インタビューが供給過多になってきて困るのが(だなんて「満漢全席頼んどきながらお腹いっぱいになったんで残します」みたいな贅沢な事言ってますが)、流石に情報処理が追い付かなくなってくからか、幾許か聞き流す場面が散見し始める事だ。私がね。
単に歳取ったからとか暑いからとか眠いからとかで集中力落ちてるだけなんじゃないのとも思うけど、兎に角、そうなった時に記憶から削られるのが「より自分が共感出来ること」だったりするから始末が悪い。というか勿体無いのよねそれが。
つまり、聴いてて「あーね」「だよね」「あんたもか」「今更やね」と呟いて返した箇所ほど記憶が薄くなるのよ。「ん?今なんつった?」「それは聞き捨てならないわね」「ちょっと待ったそれは違うんじゃないか」と“気持ちが引っ掛かった”時の方が記憶に残る。
これで都合が悪くなるのがこの日記の執筆だ。いきおい、何についてから書き始めるかといえば、そんな風に“引っ掛かった”箇所からになってしまう。だからそれを日毎に積み上げていくと「この人、宇多田ヒカルと全然意見が合わないんだね」「逆張りばっか」「そんなに文句あるんなら聴かなきゃいいのに」だなんて感想を読者に持たれてしまうおそれが出てくる。今んとこは大丈夫やけどもな。
違うのよ、大半の発言に対してはうんうん肯いて同意して共感してるんだけど、脳がいっぱいいっぱいなもんでそういう時に聞き流しがちになって、結果日記で取り上げようと思った時に頭に浮かびづらくなってくるってだけなのよ。そこを誤解されるとつとに遣る瀬ない。
…という風な弊害を避けるために効果的なのは「全発言にツッコむこと」だったりする。その時思い出した印象的な発言ばかり率先して取り上げるから内容が偏るのであって、満遍なく発言を取り上げていけばこれ書いてる人(私)はヒカルさんに共感してばかりだというのは伝わるはずなのですわ。
しかし、となるとインタビューまるごと文字起こししないとってなるからな。

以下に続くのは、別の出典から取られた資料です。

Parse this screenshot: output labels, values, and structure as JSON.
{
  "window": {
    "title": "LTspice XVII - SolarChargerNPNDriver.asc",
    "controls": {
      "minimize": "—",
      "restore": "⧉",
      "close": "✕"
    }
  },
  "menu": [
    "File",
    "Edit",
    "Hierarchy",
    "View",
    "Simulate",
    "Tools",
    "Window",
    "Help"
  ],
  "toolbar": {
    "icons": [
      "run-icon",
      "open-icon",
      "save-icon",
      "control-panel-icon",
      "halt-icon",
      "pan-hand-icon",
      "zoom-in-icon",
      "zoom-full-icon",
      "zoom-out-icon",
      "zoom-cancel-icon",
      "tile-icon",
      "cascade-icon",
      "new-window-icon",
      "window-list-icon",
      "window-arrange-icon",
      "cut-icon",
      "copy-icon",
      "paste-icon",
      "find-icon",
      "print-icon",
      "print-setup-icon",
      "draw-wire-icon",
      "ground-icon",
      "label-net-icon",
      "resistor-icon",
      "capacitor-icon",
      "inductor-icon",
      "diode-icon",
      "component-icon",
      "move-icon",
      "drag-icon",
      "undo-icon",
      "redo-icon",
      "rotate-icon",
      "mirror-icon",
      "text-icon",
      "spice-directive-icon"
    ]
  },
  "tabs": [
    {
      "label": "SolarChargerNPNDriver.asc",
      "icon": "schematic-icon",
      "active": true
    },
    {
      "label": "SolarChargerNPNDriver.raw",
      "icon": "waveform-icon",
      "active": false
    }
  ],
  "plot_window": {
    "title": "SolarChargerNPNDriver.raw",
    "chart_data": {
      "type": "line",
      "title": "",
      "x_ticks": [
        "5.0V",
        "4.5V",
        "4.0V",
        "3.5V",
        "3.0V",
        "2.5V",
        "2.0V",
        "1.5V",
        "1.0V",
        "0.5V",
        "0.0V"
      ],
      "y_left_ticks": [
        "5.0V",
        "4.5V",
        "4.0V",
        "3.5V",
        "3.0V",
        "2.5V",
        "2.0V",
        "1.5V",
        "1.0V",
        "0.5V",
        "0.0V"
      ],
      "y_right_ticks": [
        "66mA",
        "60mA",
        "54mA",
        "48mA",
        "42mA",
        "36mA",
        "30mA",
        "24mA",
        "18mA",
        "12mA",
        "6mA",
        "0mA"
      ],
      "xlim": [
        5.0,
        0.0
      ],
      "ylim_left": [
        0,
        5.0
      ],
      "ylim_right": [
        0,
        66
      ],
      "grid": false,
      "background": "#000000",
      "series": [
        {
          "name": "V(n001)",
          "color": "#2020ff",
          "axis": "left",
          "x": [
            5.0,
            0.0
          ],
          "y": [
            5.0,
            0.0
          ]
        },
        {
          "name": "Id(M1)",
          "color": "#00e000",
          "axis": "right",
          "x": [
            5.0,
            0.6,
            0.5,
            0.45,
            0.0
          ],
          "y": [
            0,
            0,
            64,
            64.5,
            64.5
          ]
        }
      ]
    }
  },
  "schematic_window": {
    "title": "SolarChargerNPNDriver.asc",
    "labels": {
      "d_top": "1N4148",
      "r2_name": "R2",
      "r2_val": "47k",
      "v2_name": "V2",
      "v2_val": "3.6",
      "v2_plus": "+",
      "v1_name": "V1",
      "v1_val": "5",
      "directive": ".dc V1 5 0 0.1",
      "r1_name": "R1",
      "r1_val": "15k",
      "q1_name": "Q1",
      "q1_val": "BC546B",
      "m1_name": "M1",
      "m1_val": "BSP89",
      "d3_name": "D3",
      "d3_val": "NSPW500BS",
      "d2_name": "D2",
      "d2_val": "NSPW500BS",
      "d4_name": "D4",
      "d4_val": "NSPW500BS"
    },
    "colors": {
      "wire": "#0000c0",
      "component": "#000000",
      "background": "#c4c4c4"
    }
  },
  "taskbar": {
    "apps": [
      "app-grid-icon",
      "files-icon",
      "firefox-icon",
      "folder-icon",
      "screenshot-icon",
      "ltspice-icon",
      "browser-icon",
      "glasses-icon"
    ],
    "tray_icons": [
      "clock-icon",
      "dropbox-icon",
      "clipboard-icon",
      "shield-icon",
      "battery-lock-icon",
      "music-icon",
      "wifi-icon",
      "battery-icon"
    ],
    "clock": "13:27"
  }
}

力技が必要なのよ。てな訳で、それが出来るまでは次善の策として、「ランダムな位置から再生してみてそこの発言にツッコんでみる」というのをやりたいと思います。
今日は8/17だから8:17から再生してみよう。
『この作家の人が書いたこの本が、有名な本になってて沢山の人が共感してるってことは、あ、なんだ、みんな孤独だなぁって思う気持ち、みんな同じ気持ちを持ってそう感じてるだけなんだなぁっいう、証明みたいなものだったので、凄くそれが救われるっていうか安心感を感じてる…孤独を感じてるのにも安心を感じられるっていうようなとこからなんで。」
あーちょうどまさに「共感しかないから聞き流してた」とこに当たったよ! そうなのよねぇ、そういう本が売れてる、受け容れられてるってことは、そこに書いてある感覚や感情がその人達の間で共有されてるってことだもんねぇ、わかるわかる。というか、そのことに気がついた時の安心感だよね。ヒカルも『あ、なんだ』って言ってるけど、そこで腑に落ちることが読書の醍醐味で。部屋でずっと独りで読んでて自分の世界に閉じこもってるかと思いきや、同じように閉じこもってた人が何万人やら何億人やら居たっていう事実にぶち当たった時の肩の力の抜け具合っていうのはアハ体験とかユーリカ体験ともいえるもんだよねぇ。
ここらへんの感覚を応用したのが『虹色バス』の
『Everybody feel the same』
と
『誰もいない世界へ 私を連れて行って』
の組み合わせよね。
「みんな同じ事を感じてる。独りになりたいって。」
これ、『世界』とか『独り』を物理的に捉えると要点を見失うのよな。そこは「心の世界」であり「独りの心」なのよね。だから、誰かと同じ心になった時点で心は独りになれない。その孤独の限界と、常にある孤独に対する不安と、そこから脱したときの安心感とが、矛盾の中に絡み合って独特の「怖さ」「不穏」を作ってるところにこの『虹色バス』の独自性が…って脱線したな(汗)。いや、電車じゃないから脱線はしないか?(どうでもええわ)
…ふむ、これ面白いな。またやろうかインタビューランダムピックアップを。